I don't think of myself as impaired or disabled or limited - most of the time. I work, I ride a bicycle, I host family dinners, I'm engaged in life seemingly as much as the next person.
But limitations have crept up on me and when I hit one, or it becomes glaringly evident, it sucks! A few weeks ago, I went to Hawaii and one of my goals while there was to conquer my fear of heights and go ziplining. Turns out, it was no problem. I leapt off the platform with eyes wide open and couldn't wait to get to the next platform. It was a wonderful experience.
The activity that "got me" was the one I wasn't expecting. We went kayaking with several family members up a river to a trail that led to a beautiful waterfall, or so I was told. I wasn't worried about the kayaking part since I shared a double kayak with my husband - whenever I got tired (which was often), I sat back, enjoyed the scenery and my husband did the work. We had been promised a flat trail and the walk to the waterfall sounded easy enough to do.

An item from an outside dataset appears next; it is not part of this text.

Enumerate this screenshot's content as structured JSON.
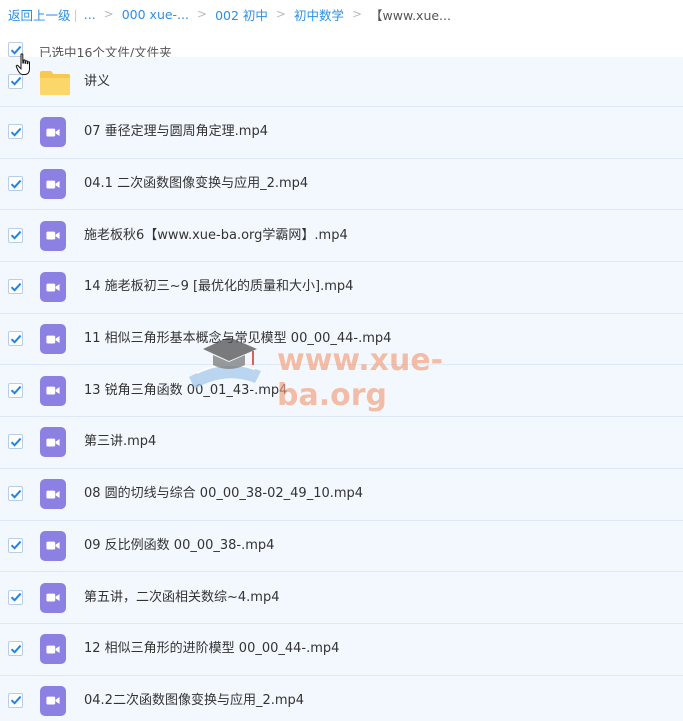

When we got to the trailhead, the ground was muddy. We had expected this and all wore water shoes and sandals we didn't mind ruining. The part I hadn't considered is that it is very difficult to keep one's balance walking on mud.
Struggling to keep my balance, I used a large amount of energy to stay upright.
Soon into our journey, we had to ford a rushing stream. My adult son led me across (there was also a rope to hold onto) the waist-high stream, where I had difficulty picking up my weak left leg and planting it securely again on rather slippery rocks below. It took awhile to get across but I made it. Looking back, everyone else walked quickly across - no problem. I started to worry that my abilities weren't quite what I thought they were. I really thought that everyone else would have a rough time too.
Within minutes, I was so far behind the group that they were lost to sight. My husband stayed with me, taking pictures of the beautiful scenery, but I couldn't see any of it. I was totally focused on the ground and not falling into the mud. I had no thought of not making it to the waterfall until I stopped - about 45 minutes into the hike. My legs wouldn't move and my body sagged. My husband moved forward to hug me, anticipating a romantic moment in this amazingly scenic spot. I stopped him and told him I was completely exhausted and needed to turn around to start the journey back. I felt like crying at the thought that I would have to hike all the way back and then kayak to the car. I didn't know if I could make it.
I had taken it too far.
My husband went ahead to tell the group I had turned around and I found a dry rock to sit on and rest. I lifted my head and looked at the scenery. Wow. This was amazing. I realized I had seen nothing along the way except the muddy trail. I had looked at my feet the entire time in my effort to keep from falling. It was the moment I really realized that I had surpassed my limits. I sat there for 10 or 15 minutes, gathering the motivation to get up and do it all again. I let the beauty of the place inspire me and then stood up.